Treating stale chat memory as current repo state.
Letting /goal become a full stage specification instead of a compact launch index.
Dropping hard requirements during prompt compression instead of moving them to a stage plan or handoff.
Reading multiple long reports or logs in parallel.
Increasing output caps instead of narrowing the query.
Pasting full generated reports into final answers.
Creating durable helper files when the repo scope only allowed temporary or read-only work.
Continuing past an unverified PR gate or dirty worktree.
Repeatedly checking, polling, or reclassifying the same not-merged PR gate instead of entering the paused external PR gate state after one current-state status check.
Treating automatic goal continuations as a reason to rerun the same open-PR gate check, repeat the same gate report, print repeated pause notes, mark the goal complete, or mark the goal blocked when the prior turn already reported that exact gate and no user message supplied a merge/resume/inspect instruction.
Treating sensitive-keyword scanner hits on guardrail text as secret exposure without checking whether actual values were present.

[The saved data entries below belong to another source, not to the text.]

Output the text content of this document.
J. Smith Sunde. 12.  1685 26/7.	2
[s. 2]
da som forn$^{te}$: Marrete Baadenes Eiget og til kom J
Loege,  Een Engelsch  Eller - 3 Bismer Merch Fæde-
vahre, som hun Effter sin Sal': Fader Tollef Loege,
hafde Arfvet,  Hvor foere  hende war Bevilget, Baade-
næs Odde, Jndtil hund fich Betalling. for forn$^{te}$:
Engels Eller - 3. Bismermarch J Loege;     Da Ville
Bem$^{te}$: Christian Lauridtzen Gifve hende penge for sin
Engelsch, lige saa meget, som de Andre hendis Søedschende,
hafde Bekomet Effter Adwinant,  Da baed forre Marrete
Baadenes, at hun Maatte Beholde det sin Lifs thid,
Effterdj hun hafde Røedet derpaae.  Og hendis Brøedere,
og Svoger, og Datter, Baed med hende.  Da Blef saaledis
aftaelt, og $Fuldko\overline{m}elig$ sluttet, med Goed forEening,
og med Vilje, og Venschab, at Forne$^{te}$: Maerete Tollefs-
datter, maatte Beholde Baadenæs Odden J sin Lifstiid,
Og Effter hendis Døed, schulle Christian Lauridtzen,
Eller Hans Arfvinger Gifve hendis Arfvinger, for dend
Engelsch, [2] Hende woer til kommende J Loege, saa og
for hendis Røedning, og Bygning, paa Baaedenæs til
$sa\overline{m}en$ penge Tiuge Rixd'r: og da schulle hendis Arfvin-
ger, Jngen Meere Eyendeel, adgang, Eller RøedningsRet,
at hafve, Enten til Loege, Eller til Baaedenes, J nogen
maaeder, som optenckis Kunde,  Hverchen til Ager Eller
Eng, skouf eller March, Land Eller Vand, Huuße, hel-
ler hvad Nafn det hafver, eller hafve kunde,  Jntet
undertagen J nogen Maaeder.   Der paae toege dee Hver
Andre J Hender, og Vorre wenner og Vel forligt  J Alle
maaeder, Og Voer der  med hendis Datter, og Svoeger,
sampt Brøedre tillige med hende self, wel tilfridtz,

Tools and deterministic operations

Use these local, Windows-compatible operations when relevant:

git status --porcelain, git branch --show-current, git remote -v, git log --oneline -15, git diff --name-only, and git diff --stat for Level 0 state.
Select-String -SimpleMatch for literal Windows paths or fixed strings.
Select-String -Pattern, rg if available, Get-Content -Tail, and Get-Content -TotalCount for targeted reads.
gh pr status, gh pr list, or gh pr view only when available and authorized.
Existing repo-local summarizers such as repo_map.py, summarize_data.py, compact_logs.py, or scan_errors.py when they are present, documented, and safe for the current scope.

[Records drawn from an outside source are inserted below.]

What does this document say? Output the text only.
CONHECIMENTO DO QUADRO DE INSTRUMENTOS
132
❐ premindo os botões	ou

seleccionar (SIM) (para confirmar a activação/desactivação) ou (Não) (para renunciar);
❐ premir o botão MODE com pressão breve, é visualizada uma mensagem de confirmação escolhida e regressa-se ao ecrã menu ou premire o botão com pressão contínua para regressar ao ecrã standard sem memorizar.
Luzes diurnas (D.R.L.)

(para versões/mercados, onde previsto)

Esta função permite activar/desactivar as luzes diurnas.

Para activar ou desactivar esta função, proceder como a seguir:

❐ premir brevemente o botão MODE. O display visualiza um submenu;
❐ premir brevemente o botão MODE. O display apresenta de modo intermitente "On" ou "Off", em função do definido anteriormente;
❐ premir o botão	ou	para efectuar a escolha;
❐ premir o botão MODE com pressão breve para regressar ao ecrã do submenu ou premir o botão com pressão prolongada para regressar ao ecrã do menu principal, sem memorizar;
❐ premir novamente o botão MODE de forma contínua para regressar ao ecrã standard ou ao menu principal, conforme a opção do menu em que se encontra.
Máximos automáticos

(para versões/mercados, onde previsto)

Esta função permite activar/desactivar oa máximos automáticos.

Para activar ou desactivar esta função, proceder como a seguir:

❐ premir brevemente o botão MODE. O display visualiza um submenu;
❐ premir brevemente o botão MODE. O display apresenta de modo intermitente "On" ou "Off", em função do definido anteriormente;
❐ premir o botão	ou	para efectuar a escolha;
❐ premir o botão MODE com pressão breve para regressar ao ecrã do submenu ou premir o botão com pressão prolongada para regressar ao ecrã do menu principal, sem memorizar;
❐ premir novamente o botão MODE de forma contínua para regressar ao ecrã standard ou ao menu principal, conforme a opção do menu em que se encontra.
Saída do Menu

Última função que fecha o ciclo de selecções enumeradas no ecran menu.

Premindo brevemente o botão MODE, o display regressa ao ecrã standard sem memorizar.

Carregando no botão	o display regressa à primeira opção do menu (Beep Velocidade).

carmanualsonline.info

Do not use network access, install software, read secrets, print credentials, or read/modify config.toml or unrelated local configuration in order to apply this Skill.

Verification

Before finishing a governed long-session task, check:

only allowed paths changed;
no secrets, .env content, tokens, credentials, SSH keys, API keys, config.toml, or forbidden config files were read or modified;
compressed /goal prompts preserve objective, scope, validation, stop gates, and hard safety boundaries;
detailed specs, current state, and permanent rules are placed in the appropriate docs or Skills;
no specific project details were added to this global Skill unless generalized;
unknown command output was capped;
long files were targeted, sampled, or explicitly justified before full read;
raw data was summarized through a needle map before analysis;
handoff was updated or proposed if the session became long;
PR gate was checked once when tooling and authorization allowed it, and any not-verified-merged PR gate entered the paused external PR gate state without repeated polling, repeated reports, goal completion, or blocked status;
no PR was merged;
final output is concise and reports checks, changed files, blockers, assumptions, and next action.

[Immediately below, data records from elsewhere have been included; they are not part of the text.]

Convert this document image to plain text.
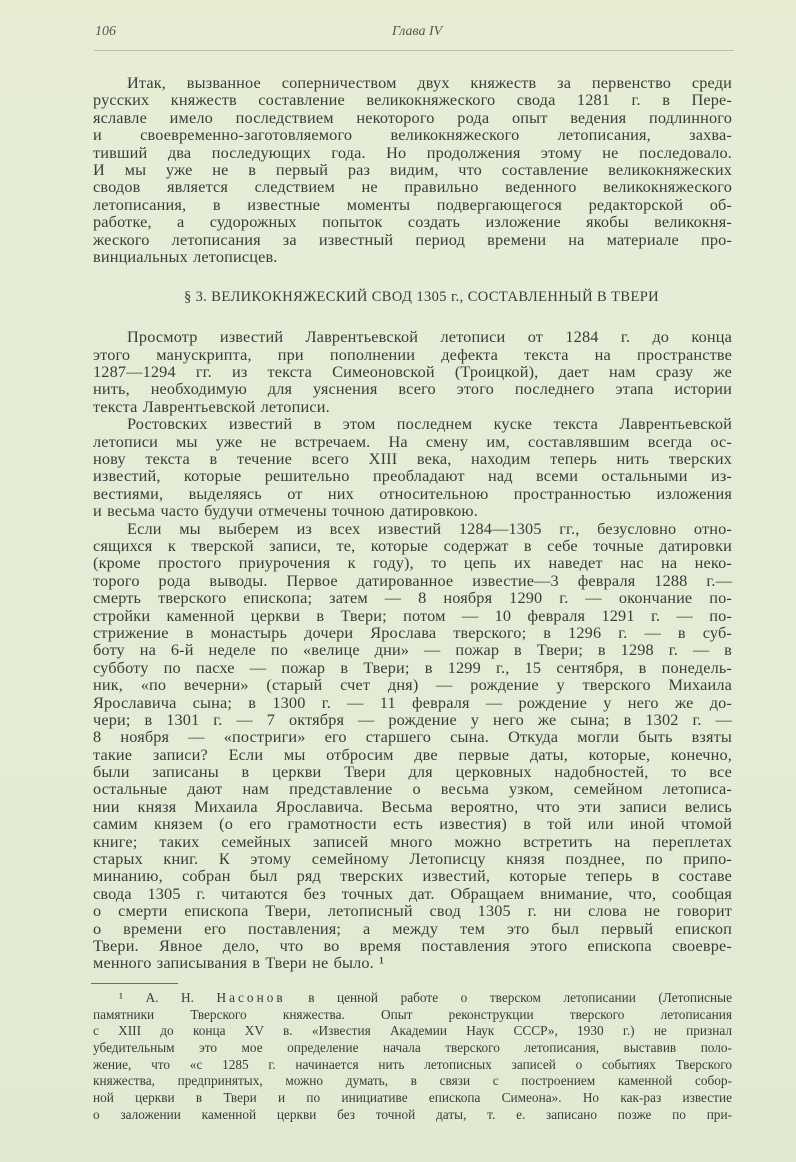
106	Глава IV
Итак, вызванное соперничеством двух княжеств за первенство среди
русских княжеств составление великокняжеского свода 1281 г. в Пере-
яславле имело последствием некоторого рода опыт ведения подлинного
и своевременно-заготовляемого великокняжеского летописания, захва-
тивший два последующих года. Но продолжения этому не последовало.
И мы уже не в первый раз видим, что составление великокняжеских
сводов является следствием не правильно веденного великокняжеского
летописания, в известные моменты подвергающегося редакторской об-
работке, а судорожных попыток создать изложение якобы великокня-
жеского летописания за известный период времени на материале про-
винциальных летописцев.
§ 3. ВЕЛИКОКНЯЖЕСКИЙ СВОД 1305 г., СОСТАВЛЕННЫЙ В ТВЕРИ
Просмотр известий Лаврентьевской летописи от 1284 г. до конца
этого манускрипта, при пополнении дефекта текста на пространстве
1287—1294 гг. из текста Симеоновской (Троицкой), дает нам сразу же
нить, необходимую для уяснения всего этого последнего этапа истории
текста Лаврентьевской летописи.
Ростовских известий в этом последнем куске текста Лаврентьевской
летописи мы уже не встречаем. На смену им, составлявшим всегда ос-
нову текста в течение всего XIII века, находим теперь нить тверских
известий, которые решительно преобладают над всеми остальными из-
вестиями, выделяясь от них относительною пространностью изложения
и весьма часто будучи отмечены точною датировкою.
Если мы выберем из всех известий 1284—1305 гг., безусловно отно-
сящихся к тверской записи, те, которые содержат в себе точные датировки
(кроме простого приурочения к году), то цепь их наведет нас на неко-
торого рода выводы. Первое датированное известие—3 февраля 1288 г.—
смерть тверского епископа; затем — 8 ноября 1290 г. — окончание по-
стройки каменной церкви в Твери; потом — 10 февраля 1291 г. — по-
стрижение в монастырь дочери Ярослава тверского; в 1296 г. — в суб-
боту на 6-й неделе по «велице дни» — пожар в Твери; в 1298 г. — в
субботу по пасхе — пожар в Твери; в 1299 г., 15 сентября, в понедель-
ник, «по вечерни» (старый счет дня) — рождение у тверского Михаила
Ярославича сына; в 1300 г. — 11 февраля — рождение у него же до-
чери; в 1301 г. — 7 октября — рождение у него же сына; в 1302 г. —
8 ноября — «постриги» его старшего сына. Откуда могли быть взяты
такие записи? Если мы отбросим две первые даты, которые, конечно,
были записаны в церкви Твери для церковных надобностей, то все
остальные дают нам представление о весьма узком, семейном летописа-
нии князя Михаила Ярославича. Весьма вероятно, что эти записи велись
самим князем (о его грамотности есть известия) в той или иной чтомой
книге; таких семейных записей много можно встретить на переплетах
старых книг. К этому семейному Летописцу князя позднее, по припо-
минанию, собран был ряд тверских известий, которые теперь в составе
свода 1305 г. читаются без точных дат. Обращаем внимание, что, сообщая
о смерти епископа Твери, летописный свод 1305 г. ни слова не говорит
о времени его поставления; а между тем это был первый епископ
Твери. Явное дело, что во время поставления этого епископа своевре-
менного записывания в Твери не было. ¹
¹ А. Н. Насонов в ценной работе о тверском летописании (Летописные
памятники Тверского княжества. Опыт реконструкции тверского летописания
с XIII до конца XV в. «Известия Академии Наук СССР», 1930 г.) не признал
убедительным это мое определение начала тверского летописания, выставив поло-
жение, что «с 1285 г. начинается нить летописных записей о событиях Тверского
княжества, предпринятых, можно думать, в связи с построением каменной собор-
ной церкви в Твери и по инициативе епископа Симеона». Но как-раз известие
о заложении каменной церкви без точной даты, т. е. записано позже по при-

Skill Maintenance / Retrospective

At the end of a task:

propose Skill updates only when a verified, reusable rule was learned;
do not add one-off project details to this global Skill;
put project-specific rules in that repo's AGENTS.md or workflow docs;
keep this Skill concise;
if SKILL.md grows too long, move examples to references/context-budget-audit.md or assets/long-session-goal-template.md.

Update policy

After each use, update this Skill only when there is a reusable lesson:

add newly verified pitfalls;
refine success criteria;
add stable commands, templates, or safe local tools;
remove stale or wrong guidance;
keep the file trigger-focused and cross-repo.